Казалось странным, что он позабыл про опасность, которой подвергался сам, и принялся защищать ее. Я подумал, что он старается понравиться нам.
Остальные продолжали нудить. Мэри, громче всех торопила меня исполнить свою обязанность. Обязанность! Я не напрашивался на эту работу и не чувствовал к ним ничего, кроме отвращения. Я уже хотел было сказать им пару слов, но Крисп опередил меня:
— Вы, тупые подонки! Вам хочется уничтожить все, что приходит из Полосы. Растоптать на месте. Но знаете, кого вы убиваете? По большей части это люди, у которых были семьи… друзья, сестры, близкие. Люди, глупые, как вы, или грешные, как я. Да, человек там жить не может. Но это все равно жизнь, и вы не можете отказывать в праве жить тем, кому только и осталась такая жизнь.
Речь его произвела впечатление; но потом существо за сиденьем — я не мог назвать его Трейси — снова заныло, и они опять затянули свое.
Мэри выступила вперед:
— Если ты не прикончишь ее, это сделает Коул. — Не получив ответа, она двинулась по проходу. — Я приведу Коула!
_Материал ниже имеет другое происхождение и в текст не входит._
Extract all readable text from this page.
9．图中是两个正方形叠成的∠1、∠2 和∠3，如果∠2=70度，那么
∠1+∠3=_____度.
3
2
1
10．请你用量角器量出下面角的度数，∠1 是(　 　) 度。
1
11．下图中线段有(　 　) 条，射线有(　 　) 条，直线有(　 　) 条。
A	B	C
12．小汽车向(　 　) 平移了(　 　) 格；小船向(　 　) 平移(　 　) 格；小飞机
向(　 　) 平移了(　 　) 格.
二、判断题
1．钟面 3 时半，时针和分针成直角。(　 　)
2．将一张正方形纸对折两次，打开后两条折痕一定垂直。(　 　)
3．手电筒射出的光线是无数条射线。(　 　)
Я направил пистолет ей прямо в жирное брюхо и взвел курок.
— Черта с два.
В тусклом больничном свете ее одутловатое лицо с кислым выражением и фингалом под глазом проступало кошмарным видением; в его мерзких чертах было еще меньше человеческого, чем в лице Криспа. Она уставилась на меня, поджав губы и прищурив глаза, и завопила:
— Помогите! Убивают! Коул, на помощь!
Позади послышалась возня. Существо, очевидно напуганное воплями Мэри, подпрыгивало и, вертясь как хорек, царапалось в окна. Через прорехи в платье Трейси я увидел, что ее тело больше не было гладким — сплошные упругие мускулы, а кожа потемнела до цвета полуночной синевы. Лицо тоже потемнело, хотя и не до такой степени, и как-то упростилось — в нем появилось что-то от кошачьих, но вместе с тем и от рептилий: рот тоньше, шире, нос — пара изогнутых щелочек. Но глаза, огромные, желтые, светящиеся как кристалл — в них была боль, которая слышалась в ее крике. И в очертаниях лица, той малой толике, что осталась от него, я еще мог видеть тревожную красоту Трейси. Было жутко обнаружить ее в этом создании. Я почувствовал дурноту, рука с пистолетом дрожала. Я хотел свершить чудо, вернуть ей прежний облик. И в то же время хотел освободить ее. Мне подумалось, это лучшее, на что она могла надеяться: не пытать больше со мной счастья, а измениться безвозвратно, чтобы уйти от себя в мир простых успехов и неудач, простых радостей и горестей, где можно всегда действовать по своему выбору. Быть может, я пытался оправдать ошибку, которую совершил, взяв ее с собой, но так или иначе, эта идея крепко засела у меня в голове.